Hal senada disampaikan Direktur Industri Minuman, Hasil Tembakau dan Bahan Penyegar Kementerian Perindustrian, Edy Sutopo. Dia juga mendorong adanya peningkatan dalam penggunaan kemasan galon guna ulang. Kalau pemakaian galon sekali pakai, menurutnya, itu perlu ditangani lebih serius lagi dalam hal pencemaran lingkungan.
“Masyarakat kan masih banyak yang belum memiliki kesadaran untuk mau mengolah sampah dengan baik dan benar. Nah, begitu membeli galon sekali pakai, mereka akan membuang saja sembarangan sampahnya ke lingkungan. Ini akan berakibat cemaran lingkungan yang semakin bertambah,” tuturnya.
Dia mengungkapkan dari 100% timbulan sampah plastik di Indonesia, 69% dilakukan landfill, 24% ke laut, dan 7% didaur ulang. Karenanya, dia berharap upaya industri dalam pengelolaan sampah, bahan baku harus lebih ramah lingkungan dengan desain dan material produk.
Menurutnya, penanganan sampah plastik di Indonesia tidak akan maksimal tanpa adanya dukungan dari industri atau para produsennya, termasuk dari industri AMDK.
Dalam hal ini, kata Edy, industri AMDK harus ikut mendukung edukasi ke masyarakat mengenai pentingnya pengelolaan sampah dan dampak lingkungannya. “Industri melalui CSR-nya juga harus ikut mendukung pengembangan kelompok masyarakat pengepul sampah plastik dan mendorong pengembangan industri daur ulang plastik dan pengolahan limbah plastik,” ujarnya.
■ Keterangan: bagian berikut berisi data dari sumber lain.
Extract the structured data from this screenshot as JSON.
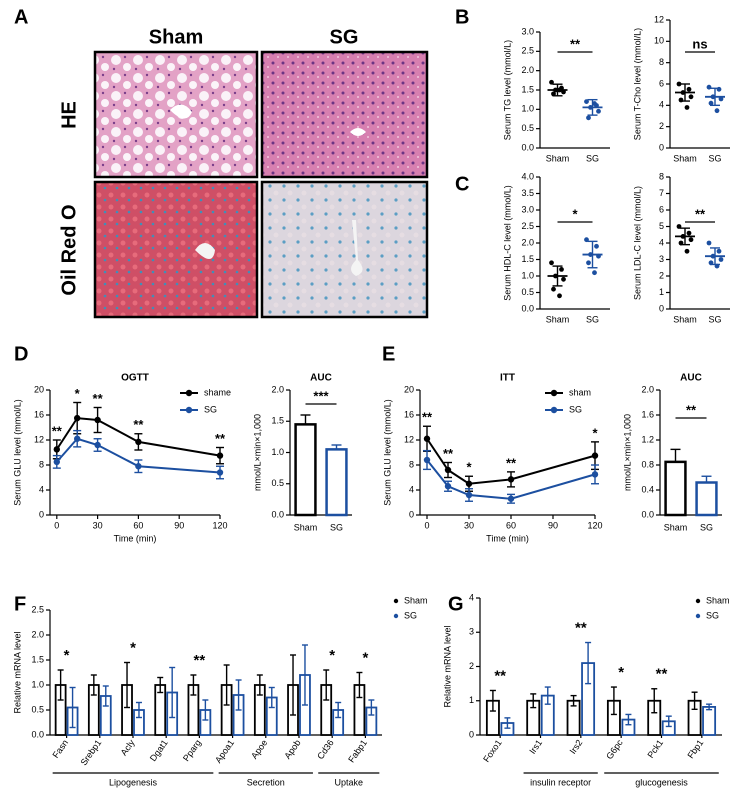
{
  "figure": {
    "panel_labels": [
      "A",
      "B",
      "C",
      "D",
      "E",
      "F",
      "G"
    ],
    "histology": {
      "columns": [
        "Sham",
        "SG"
      ],
      "rows": [
        "HE",
        "Oil Red O"
      ]
    }
  },
  "chart_data": [
    {
      "type": "dotplot",
      "y_label": "Serum TG level (mmol/L)",
      "categories": [
        "Sham",
        "SG"
      ],
      "colors": [
        "#000000",
        "#1c4fa0"
      ],
      "means": [
        1.5,
        1.05
      ],
      "errors": [
        0.15,
        0.2
      ],
      "points": [
        [
          1.7,
          1.55,
          1.5,
          1.45,
          1.4,
          1.5
        ],
        [
          1.2,
          1.1,
          1.05,
          0.95,
          0.78,
          1.15
        ]
      ],
      "significance": "**",
      "ylim": [
        0,
        3
      ],
      "yticks": [
        {
          "value": 0,
          "label": "0.0"
        },
        0.5,
        {
          "value": 1,
          "label": "1.0"
        },
        1.5,
        {
          "value": 2,
          "label": "2.0"
        },
        2.5,
        {
          "value": 3,
          "label": "3.0"
        }
      ]
    },
    {
      "type": "dotplot",
      "y_label": "Serum T-Cho level (mmol/L)",
      "categories": [
        "Sham",
        "SG"
      ],
      "colors": [
        "#000000",
        "#1c4fa0"
      ],
      "means": [
        5.2,
        4.8
      ],
      "errors": [
        0.8,
        0.8
      ],
      "points": [
        [
          6.0,
          5.5,
          5.2,
          4.8,
          4.5,
          3.8
        ],
        [
          5.7,
          5.5,
          4.8,
          4.6,
          4.2,
          3.5
        ]
      ],
      "significance": "ns",
      "ylim": [
        0,
        12
      ],
      "yticks": [
        0,
        2,
        4,
        6,
        8,
        10,
        12
      ]
    },
    {
      "type": "dotplot",
      "y_label": "Serum HDL-C level (mmol/L)",
      "categories": [
        "Sham",
        "SG"
      ],
      "colors": [
        "#000000",
        "#1c4fa0"
      ],
      "means": [
        1.0,
        1.65
      ],
      "errors": [
        0.3,
        0.4
      ],
      "points": [
        [
          1.4,
          1.2,
          1.0,
          0.9,
          0.6,
          0.4
        ],
        [
          2.1,
          1.9,
          1.65,
          1.6,
          1.4,
          1.1
        ]
      ],
      "significance": "*",
      "ylim": [
        0,
        4
      ],
      "yticks": [
        {
          "value": 0,
          "label": "0.0"
        },
        0.5,
        {
          "value": 1,
          "label": "1.0"
        },
        1.5,
        {
          "value": 2,
          "label": "2.0"
        },
        2.5,
        {
          "value": 3,
          "label": "3.0"
        },
        3.5,
        {
          "value": 4,
          "label": "4.0"
        }
      ]
    },
    {
      "type": "dotplot",
      "y_label": "Serum LDL-C level (mmol/L)",
      "categories": [
        "Sham",
        "SG"
      ],
      "colors": [
        "#000000",
        "#1c4fa0"
      ],
      "means": [
        4.4,
        3.2
      ],
      "errors": [
        0.5,
        0.5
      ],
      "points": [
        [
          5.0,
          4.6,
          4.4,
          4.2,
          4.0,
          3.5
        ],
        [
          4.0,
          3.5,
          3.2,
          3.0,
          2.8,
          2.6
        ]
      ],
      "significance": "**",
      "ylim": [
        0,
        8
      ],
      "yticks": [
        0,
        1,
        2,
        3,
        4,
        5,
        6,
        7,
        8
      ]
    },
    {
      "type": "line",
      "title": "OGTT",
      "y_label": "Serum GLU level (mmol/L)",
      "x_label": "Time (min)",
      "x": [
        0,
        15,
        30,
        60,
        120
      ],
      "xlim": [
        -5,
        120
      ],
      "xticks": [
        0,
        30,
        60,
        90,
        120
      ],
      "ylim": [
        0,
        20
      ],
      "yticks": [
        0,
        4,
        8,
        12,
        16,
        20
      ],
      "series": [
        {
          "name": "shame",
          "color": "#000000",
          "values": [
            10.5,
            15.5,
            15.2,
            11.7,
            9.5
          ],
          "errors": [
            1.5,
            2.5,
            2.0,
            1.3,
            1.3
          ]
        },
        {
          "name": "SG",
          "color": "#1c4fa0",
          "values": [
            8.5,
            12.2,
            11.2,
            7.8,
            6.8
          ],
          "errors": [
            1.0,
            1.3,
            1.0,
            1.0,
            1.0
          ]
        }
      ],
      "annotations": [
        "**",
        "*",
        "**",
        "**",
        "**"
      ]
    },
    {
      "type": "bar",
      "title": "AUC",
      "y_label": "mmol/L×min×1,000",
      "categories": [
        "Sham",
        "SG"
      ],
      "colors": [
        "#000000",
        "#1c4fa0"
      ],
      "values": [
        1.45,
        1.05
      ],
      "errors": [
        0.15,
        0.07
      ],
      "significance": "***",
      "ylim": [
        0,
        2
      ],
      "yticks": [
        {
          "value": 0,
          "label": "0.0"
        },
        0.5,
        {
          "value": 1,
          "label": "1.0"
        },
        1.5,
        {
          "value": 2,
          "label": "2.0"
        }
      ]
    },
    {
      "type": "line",
      "title": "ITT",
      "y_label": "Serum GLU level (mmol/L)",
      "x_label": "Time (min)",
      "x": [
        0,
        15,
        30,
        60,
        120
      ],
      "xlim": [
        -5,
        120
      ],
      "xticks": [
        0,
        30,
        60,
        90,
        120
      ],
      "ylim": [
        0,
        20
      ],
      "yticks": [
        0,
        4,
        8,
        12,
        16,
        20
      ],
      "series": [
        {
          "name": "sham",
          "color": "#000000",
          "values": [
            12.2,
            7.2,
            5.0,
            5.7,
            9.5
          ],
          "errors": [
            2.0,
            1.2,
            1.2,
            1.2,
            2.2
          ]
        },
        {
          "name": "SG",
          "color": "#1c4fa0",
          "values": [
            8.8,
            4.6,
            3.2,
            2.6,
            6.5
          ],
          "errors": [
            1.5,
            0.8,
            1.0,
            0.7,
            1.5
          ]
        }
      ],
      "annotations": [
        "**",
        "**",
        "*",
        "**",
        "*"
      ]
    },
    {
      "type": "bar",
      "title": "AUC",
      "y_label": "mmol/L×min×1,000",
      "categories": [
        "Sham",
        "SG"
      ],
      "colors": [
        "#000000",
        "#1c4fa0"
      ],
      "values": [
        0.85,
        0.52
      ],
      "errors": [
        0.2,
        0.1
      ],
      "significance": "**",
      "ylim": [
        0,
        2
      ],
      "yticks": [
        {
          "value": 0,
          "label": "0.0"
        },
        0.4,
        0.8,
        1.2,
        1.6,
        {
          "value": 2,
          "label": "2.0"
        }
      ]
    },
    {
      "type": "grouped_bar",
      "y_label": "Relative mRNA level",
      "categories": [
        "Fasn",
        "Srebp1",
        "Acly",
        "Dgat1",
        "Pparg",
        "Apoa1",
        "Apoe",
        "Apob",
        "Cd36",
        "Fabp1"
      ],
      "series": [
        {
          "name": "Sham",
          "color": "#000000",
          "values": [
            1,
            1,
            1,
            1,
            1,
            1,
            1,
            1,
            1,
            1
          ],
          "errors": [
            0.3,
            0.2,
            0.45,
            0.15,
            0.2,
            0.4,
            0.2,
            0.6,
            0.3,
            0.25
          ]
        },
        {
          "name": "SG",
          "color": "#1c4fa0",
          "values": [
            0.55,
            0.78,
            0.5,
            0.85,
            0.5,
            0.8,
            0.75,
            1.2,
            0.5,
            0.55
          ],
          "errors": [
            0.4,
            0.2,
            0.15,
            0.5,
            0.2,
            0.3,
            0.2,
            0.6,
            0.15,
            0.15
          ]
        }
      ],
      "significance": [
        "*",
        null,
        "*",
        null,
        "**",
        null,
        null,
        null,
        "*",
        "*"
      ],
      "groups": [
        {
          "label": "Lipogenesis",
          "first": "Fasn",
          "last": "Pparg"
        },
        {
          "label": "Secretion",
          "first": "Apoa1",
          "last": "Apob"
        },
        {
          "label": "Uptake",
          "first": "Cd36",
          "last": "Fabp1"
        }
      ],
      "ylim": [
        0,
        2.5
      ],
      "yticks": [
        {
          "value": 0,
          "label": "0.0"
        },
        0.5,
        {
          "value": 1,
          "label": "1.0"
        },
        1.5,
        {
          "value": 2,
          "label": "2.0"
        },
        2.5
      ]
    },
    {
      "type": "grouped_bar",
      "y_label": "Relative mRNA level",
      "categories": [
        "Foxo1",
        "Irs1",
        "Irs2",
        "G6pc",
        "Pck1",
        "Fbp1"
      ],
      "series": [
        {
          "name": "Sham",
          "color": "#000000",
          "values": [
            1,
            1,
            1,
            1,
            1,
            1
          ],
          "errors": [
            0.3,
            0.2,
            0.15,
            0.4,
            0.35,
            0.25
          ]
        },
        {
          "name": "SG",
          "color": "#1c4fa0",
          "values": [
            0.35,
            1.15,
            2.1,
            0.45,
            0.4,
            0.82
          ],
          "errors": [
            0.15,
            0.25,
            0.6,
            0.15,
            0.15,
            0.08
          ]
        }
      ],
      "significance": [
        "**",
        null,
        "**",
        "*",
        "**",
        null
      ],
      "groups": [
        {
          "label": "insulin receptor",
          "first": "Irs1",
          "last": "Irs2"
        },
        {
          "label": "glucogenesis",
          "first": "G6pc",
          "last": "Fbp1"
        }
      ],
      "ylim": [
        0,
        4
      ],
      "yticks": [
        0,
        1,
        2,
        3,
        4
      ]
    }
  ]
}
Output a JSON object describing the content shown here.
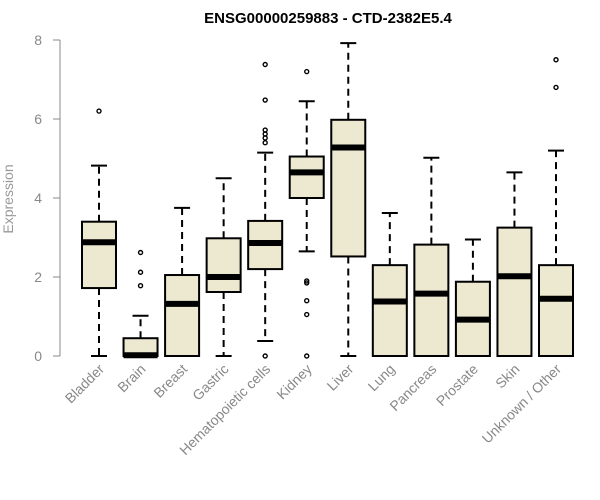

Pakar Teknologi Pangan dari Institut Pertanian Bogor, Eko Hari Purnomo, mengatakan untuk mengurangi sampah plastik, penggunaan kemasan guna ulang bisa menjadi salah satu alternatif. “Pada tingkat konsumen, pembiasaaan penggunaan wadah (tumbler) air pribadi dapat berperan besar mengurangi penggunaan kemasan plastik sekali pakai pada AMDK ukuran kecil,” ujarnya.